Он заставил себя посмотреть на Бельского.
Тот задрал седые брови. Зашевелился в кресле.
— Вот-так так…
— Если вы хотите, чтобы я ушёл, я, конечно, уйду сразу же, — Миша качнулся вперёд. — Вы только скажите.
— Ну нет, вы уж останьтесь, сделайте одолжение. Мне тоже любопытно, — Бельский потянулся за чашкой. Сделал глоток. — Научным руководителем даже… — он восхищённо ухмыльнулся. — А когда, если не секрет, началась ваша переписка? С Верой Кукушкиной?
— Не было переписки, — без колебаний покаялся Миша. — Вера пришла ко мне на приём, зубы лечить. Три года назад, с половиной. Она деньги дома забыла, я за неё внёс. Потом встретился с ней, чтобы отдать — в смысле, чтобы взять деньги у неё. Потом мы стали встречаться, — Миша обхватил чашку обеими руками. Его бил нервный озноб. — Ээээ… Извините, я никогда — я никому ещё никогда про это не рассказывал. Яааа — у меня — я женат…
— Но не на Вере Кукушкиной? — уточнил Бельский.

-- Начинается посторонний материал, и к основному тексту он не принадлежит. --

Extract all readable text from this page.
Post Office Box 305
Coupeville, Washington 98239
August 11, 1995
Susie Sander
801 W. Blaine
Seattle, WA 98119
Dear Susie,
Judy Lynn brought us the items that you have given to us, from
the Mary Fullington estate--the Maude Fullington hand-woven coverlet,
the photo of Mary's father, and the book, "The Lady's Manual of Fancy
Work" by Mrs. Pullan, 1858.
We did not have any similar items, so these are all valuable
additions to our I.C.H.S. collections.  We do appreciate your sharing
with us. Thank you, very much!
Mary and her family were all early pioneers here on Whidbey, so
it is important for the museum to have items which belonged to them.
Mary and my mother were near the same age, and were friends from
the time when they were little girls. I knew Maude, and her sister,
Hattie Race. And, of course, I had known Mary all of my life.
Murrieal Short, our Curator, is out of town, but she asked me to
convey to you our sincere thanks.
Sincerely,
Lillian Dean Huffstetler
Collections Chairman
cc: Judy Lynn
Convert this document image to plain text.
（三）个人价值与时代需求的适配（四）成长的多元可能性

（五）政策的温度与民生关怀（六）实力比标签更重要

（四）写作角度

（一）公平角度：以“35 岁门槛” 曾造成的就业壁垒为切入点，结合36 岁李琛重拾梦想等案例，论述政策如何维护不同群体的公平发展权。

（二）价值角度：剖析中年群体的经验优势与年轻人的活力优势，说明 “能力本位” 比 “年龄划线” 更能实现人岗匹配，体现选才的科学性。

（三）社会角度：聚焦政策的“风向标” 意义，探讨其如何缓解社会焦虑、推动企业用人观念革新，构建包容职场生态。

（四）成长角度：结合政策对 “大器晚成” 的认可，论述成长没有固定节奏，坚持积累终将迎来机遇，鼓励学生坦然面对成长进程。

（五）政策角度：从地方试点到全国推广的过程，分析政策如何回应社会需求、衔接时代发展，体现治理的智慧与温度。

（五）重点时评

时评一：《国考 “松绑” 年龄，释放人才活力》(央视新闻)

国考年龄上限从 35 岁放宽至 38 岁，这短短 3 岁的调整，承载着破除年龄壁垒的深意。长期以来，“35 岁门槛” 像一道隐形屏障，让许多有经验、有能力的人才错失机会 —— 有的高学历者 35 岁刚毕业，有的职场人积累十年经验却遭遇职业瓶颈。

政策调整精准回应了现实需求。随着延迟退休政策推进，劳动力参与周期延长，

— Нет, на другой, — Миша не заметил иронии. Он хотел договорить до конца. — В общем, мы встречались, ну, регулярно. Два месяца. Вера рассказала, что пишет у вас диссертацию. На тему трудной проблемы сознания. Она о философии много говорила. Каждый раз. Увлечённо говорила, было интересно слушать. Потом — это уже в феврале было — я поехал к ней после работы. Позвонил сначала — она точно была дома — мобильник я её потом в комнате нашёл. Я через полчаса к ней приехал домой, у меня ключи были. Захожу, а её нет нигде. Куда-то выбежала в пальто — потому что пальто не было на вешалке. А на полу её перчатки валяются. И рядом капли крови. Небольшие капли — если порез, то пара миллиметров в глубину, максимум. Или из носа, но тогда быстро очень капала, странно. Я ждал в комнате, но она не вернулась, и я ушёл, в общем. И после этого — то есть на этом… — Миша почувствовал влажный жар в глазах. Громко втянул сопли поглубже в нос. — Она как сквозь землю провалилась. Я звонил миллион раз — никто трубку не берёт. В окнах света не было тоже — я приходил туда всю весну. В квартиру не поднимался, но с улицы смотрел…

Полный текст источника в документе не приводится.